Japan Finds Radioactive Matter around U.S. Ship
TOKYO Japan said on Wednesday it found radioactive matter from water samples taken around a U.S. nuclear-powered submarine off its eastern coast, but the amount was small and posed no harm to humans or the environment.
The government is conducting further tests to see if the particles were emitted from the submarine, said an official from the Education Ministry, which also oversees science and technology issues.
Two types of radioactive particles were found from the ocean water samples around the USS Honolulu shortly after it left Yokosuka, a U.S. navy base 45 km (30 miles) south of Tokyo, earlier this month, the official said.
He said he had no information on where the submarine was now. U.S. Navy officials were unavailable for comment. The findings come after a Japanese mayor agreed to hosting a U.S. nuclear-powered aircraft carrier in June, a proposed deployment that had sparked public worry about safety.

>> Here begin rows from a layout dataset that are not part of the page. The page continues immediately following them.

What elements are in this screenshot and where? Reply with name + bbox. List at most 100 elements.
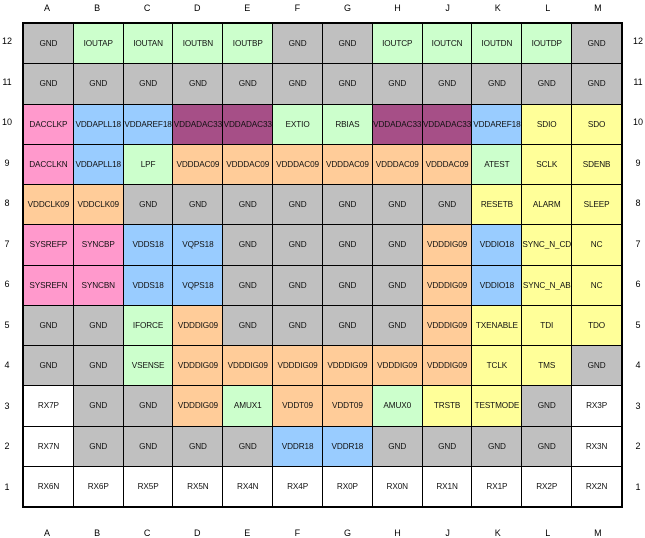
pin-L9: SCLK <box>522 144 572 184</box>
pin-H5: GND <box>372 305 422 345</box>
pin-D8: GND <box>173 185 223 225</box>
pin-G7: GND <box>322 225 372 265</box>
pin-D4: VDDDIG09 <box>173 346 223 386</box>
pin-M2: RX3N <box>572 426 621 466</box>
left-row-label-4: 4 <box>4 360 10 371</box>
pin-K4: TCLK <box>472 346 522 386</box>
pin-H7: GND <box>372 225 422 265</box>
pin-L7: SYNC_N_CD <box>522 225 572 265</box>
pin-H3: AMUX0 <box>372 386 422 426</box>
left-row-label-12: 12 <box>1 36 12 47</box>
pin-G2: VDDR18 <box>322 426 372 466</box>
pin-E10: VDDADAC33 <box>223 104 273 144</box>
top-column-label-M: M <box>594 3 602 13</box>
right-row-label-6: 6 <box>635 279 641 290</box>
pin-K2: GND <box>472 426 522 466</box>
right-row-label-8: 8 <box>635 198 641 209</box>
pin-B1: RX6P <box>73 466 123 506</box>
pin-J8: GND <box>422 185 472 225</box>
top-column-label-A: A <box>43 3 50 13</box>
pin-B5: GND <box>73 305 123 345</box>
pin-G9: VDDDAC09 <box>322 144 372 184</box>
top-column-label-B: B <box>94 3 101 13</box>
pin-A12: GND <box>24 24 73 64</box>
pin-F1: RX4P <box>273 466 322 506</box>
pin-C12: IOUTAN <box>123 24 173 64</box>
pin-A9: DACCLKN <box>24 144 73 184</box>
top-column-label-F: F <box>294 3 301 13</box>
top-column-label-K: K <box>494 3 501 13</box>
right-row-label-1: 1 <box>635 481 641 492</box>
pin-A8: VDDCLK09 <box>24 185 73 225</box>
pin-F2: VDDR18 <box>273 426 322 466</box>
pin-B7: SYNCBP <box>73 225 123 265</box>
pin-D10: VDDADAC33 <box>173 104 223 144</box>
pin-J2: GND <box>422 426 472 466</box>
pin-C4: VSENSE <box>123 346 173 386</box>
pin-F8: GND <box>273 185 322 225</box>
pin-A3: RX7P <box>24 386 73 426</box>
pin-E6: GND <box>223 265 273 305</box>
pin-J3: TRSTB <box>422 386 472 426</box>
pin-G6: GND <box>322 265 372 305</box>
bottom-column-label-H: H <box>394 528 401 538</box>
right-row-label-2: 2 <box>635 441 641 452</box>
pin-H2: GND <box>372 426 422 466</box>
bottom-column-label-L: L <box>545 528 551 538</box>
pin-K12: IOUTDN <box>472 24 522 64</box>
pin-C7: VDDS18 <box>123 225 173 265</box>
pin-E8: GND <box>223 185 273 225</box>
pin-C10: VDDAREF18 <box>123 104 173 144</box>
pin-G12: GND <box>322 24 372 64</box>
pin-J5: VDDDIG09 <box>422 305 472 345</box>
pin-B8: VDDCLK09 <box>73 185 123 225</box>
right-row-label-11: 11 <box>633 76 643 87</box>
top-column-label-C: C <box>143 3 151 13</box>
pin-K9: ATEST <box>472 144 522 184</box>
pin-H1: RX0N <box>372 466 422 506</box>
pin-F10: EXTIO <box>273 104 322 144</box>
bottom-column-label-E: E <box>244 528 251 538</box>
pin-C6: VDDS18 <box>123 265 173 305</box>
pin-K5: TXENABLE <box>472 305 522 345</box>
pin-K1: RX1P <box>472 466 522 506</box>
pin-B4: GND <box>73 346 123 386</box>
pin-G11: GND <box>322 64 372 104</box>
pin-C3: GND <box>123 386 173 426</box>
pin-L6: SYNC_N_AB <box>522 265 572 305</box>
bottom-column-label-B: B <box>94 528 101 538</box>
pin-E4: VDDDIG09 <box>223 346 273 386</box>
top-column-label-H: H <box>394 3 401 13</box>
pin-L12: IOUTDP <box>522 24 572 64</box>
bottom-column-label-A: A <box>43 528 50 538</box>
pin-A1: RX6N <box>24 466 73 506</box>
pin-B11: GND <box>73 64 123 104</box>
pin-G8: GND <box>322 185 372 225</box>
pin-F9: VDDDAC09 <box>273 144 322 184</box>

The move was agreed by the Japanese and U.S. governments last October, but the mayor of Yokosuka initially opposed it because of local fears over the first nuclear carrier to be deployed in Japan.
The United States wants the nuclear-powered vessel to replace the USS Kitty Hawk, a diesel-powered aircraft carrier scheduled to be decommissioned in 2008.
Japan is host to about 50,000 U.S. troops, and military bases are often unpopular with local residents, who complain of noise, pollution and crime.